Karl Marx yazılımlı manifestoda “Dünyayı değiştirelim!” deniyordu. Yeni manifestoda “Instagram algoritmasını kandıralım!” kurnazlığıyla; sınıfsız toplum yerine sponsorlu ürünlerle sınıf atlama hayalleri kuruluyor. İnsanın, insanı sömürmediği bir dünya yerine; yeni çantayla başkalarına “hava” atma arzusu önem kazanıyor. Oysa gökyüzüne gönderilen sayısız mesaj, story’lerde kaybolan nice hayal… Hepsi filtreden, hepsi efektlerden, hepsi boş bir PR evreninden başka bir şey değil…
Marx’ın çağrısı “İşçiler birleşin!” idi. Bugünkü çağrı ise “Filtreler birleşin, silikonlar frekans tutsun!” Çünkü günümüzde manifestolar sınıf bilinci değil, sponsor bilinci yaratıyor. Özgürlük değil, görünürlük satıyor. Evrene fısıldanan o sonsuz sipariş listeleri arasında belki de unuttuğumuz en gerçek şey şu: Gerçek hayaller, gerçek emek ister. Gerçek değişim, story atmakla değil, düşünmekle başlar.
Gökyüzüne mesaj göndermeden önce, bir kez de yere basmayı hatırlayabilenlere selam olsun!

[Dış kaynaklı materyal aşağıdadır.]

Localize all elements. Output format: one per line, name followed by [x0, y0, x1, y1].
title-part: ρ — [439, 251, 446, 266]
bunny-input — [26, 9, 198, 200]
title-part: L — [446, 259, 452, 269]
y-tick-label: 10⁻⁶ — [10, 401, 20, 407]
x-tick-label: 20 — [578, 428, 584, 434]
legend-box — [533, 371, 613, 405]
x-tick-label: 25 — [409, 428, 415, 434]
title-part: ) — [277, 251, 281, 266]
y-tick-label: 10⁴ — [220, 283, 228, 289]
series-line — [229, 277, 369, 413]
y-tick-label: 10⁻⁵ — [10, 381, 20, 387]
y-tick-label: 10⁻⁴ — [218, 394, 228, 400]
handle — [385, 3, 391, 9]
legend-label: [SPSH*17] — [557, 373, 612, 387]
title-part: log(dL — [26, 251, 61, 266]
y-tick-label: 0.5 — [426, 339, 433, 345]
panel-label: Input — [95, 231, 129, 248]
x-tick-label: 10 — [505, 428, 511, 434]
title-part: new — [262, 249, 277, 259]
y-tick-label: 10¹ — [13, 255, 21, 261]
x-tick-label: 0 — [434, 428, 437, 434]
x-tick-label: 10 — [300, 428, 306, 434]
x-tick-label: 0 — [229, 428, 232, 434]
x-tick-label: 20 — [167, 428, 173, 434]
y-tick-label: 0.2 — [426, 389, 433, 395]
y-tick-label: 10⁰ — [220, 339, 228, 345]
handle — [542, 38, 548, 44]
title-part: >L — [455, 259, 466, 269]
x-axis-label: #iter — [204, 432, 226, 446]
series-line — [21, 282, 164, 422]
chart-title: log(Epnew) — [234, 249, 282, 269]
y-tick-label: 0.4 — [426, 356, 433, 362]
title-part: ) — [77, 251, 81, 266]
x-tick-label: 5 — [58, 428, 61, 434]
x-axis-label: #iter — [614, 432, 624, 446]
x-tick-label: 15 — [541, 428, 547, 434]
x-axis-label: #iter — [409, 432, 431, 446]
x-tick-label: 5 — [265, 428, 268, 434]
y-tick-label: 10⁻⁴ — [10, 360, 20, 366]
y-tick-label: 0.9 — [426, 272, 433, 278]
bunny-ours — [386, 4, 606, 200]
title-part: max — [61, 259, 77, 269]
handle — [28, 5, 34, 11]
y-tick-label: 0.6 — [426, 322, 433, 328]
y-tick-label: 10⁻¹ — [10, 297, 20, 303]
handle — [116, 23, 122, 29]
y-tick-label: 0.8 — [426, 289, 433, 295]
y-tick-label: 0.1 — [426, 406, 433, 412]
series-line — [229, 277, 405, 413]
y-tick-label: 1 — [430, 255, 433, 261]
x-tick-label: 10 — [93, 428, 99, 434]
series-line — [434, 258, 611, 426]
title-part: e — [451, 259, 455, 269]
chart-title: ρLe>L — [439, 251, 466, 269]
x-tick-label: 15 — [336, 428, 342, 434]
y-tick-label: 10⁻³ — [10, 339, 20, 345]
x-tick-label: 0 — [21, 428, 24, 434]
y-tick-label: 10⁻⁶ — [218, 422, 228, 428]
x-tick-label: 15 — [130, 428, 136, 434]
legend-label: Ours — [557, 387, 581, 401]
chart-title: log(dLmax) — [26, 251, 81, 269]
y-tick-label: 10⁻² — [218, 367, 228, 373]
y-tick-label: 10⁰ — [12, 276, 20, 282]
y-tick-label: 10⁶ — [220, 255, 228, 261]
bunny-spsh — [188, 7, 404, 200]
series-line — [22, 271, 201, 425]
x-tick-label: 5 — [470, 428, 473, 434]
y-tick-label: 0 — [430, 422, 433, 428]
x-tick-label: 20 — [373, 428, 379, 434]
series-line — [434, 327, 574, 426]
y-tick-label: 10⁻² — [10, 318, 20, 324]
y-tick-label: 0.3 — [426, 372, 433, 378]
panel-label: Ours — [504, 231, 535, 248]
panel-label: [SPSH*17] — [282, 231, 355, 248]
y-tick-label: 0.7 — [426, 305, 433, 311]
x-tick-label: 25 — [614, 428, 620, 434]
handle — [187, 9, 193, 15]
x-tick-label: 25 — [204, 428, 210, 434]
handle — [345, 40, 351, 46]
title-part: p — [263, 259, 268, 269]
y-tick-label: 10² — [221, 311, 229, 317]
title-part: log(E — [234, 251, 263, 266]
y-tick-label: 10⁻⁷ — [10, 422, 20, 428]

*Marx’tan Bugüne “Manifesto”nun Evrimi
*Marx ve Engels (1848): “Tüm ülkelerin işçileri birleşin!” (Emek, eşitlik ve devrim için birleşim çağrısı.)
*1980’ler Wall Street “Manifestosu”: “Tüm zenginler birleşin, faizler düşsün!” (İşçi değil, borsa kazansın!)
*2000’ler New Age “Manifestosu”: “Tüm kristaller birleşin, enerji yükselsin!” (Çalışmak yok; düşüneceğiz, titreşeceğiz.)
*2010’lar Instagram “Manifestosu”: “Tüm story’ler birleşin, yaşamım kusursuz görünsün!” (Gerçek yaşamla ilgilenmek out, görünürlük in.)
*2020’ler TikTok “Manifestosu”: “Tüm dans figürleri birleşin, evren beni fark etsin!” (15 saniyede şöhret, 5 dakikada “manifest”.)
*2025 Silikonlu Dilber “Manifestosu”: “Tüm dolgu maddeleri birleşin, aura’m parlasın!” (Bilgi yok, bilinç yok; ama pozitif enerji story’si var.)
Dünlerde “Dünyayı değiştirmek için birleşin” diyen bir insanlık vardı. Şimdi “Beni daha çok beğenin!” diyen bir ekran insanlığı var. Ve belki de farkına varılması gereken en önemli gerçek: Dünya story ile kurtulmaz. İnsanlık like’larla özgürleşmez. Belki bir gün, yeniden “gerçek” bir manifestoya gereksinim duyduğumuzda, gökyüzüne değil, birbirimizin gözlerine bakarak bir şeyler söylemeyi anımsarız, düşünürüz.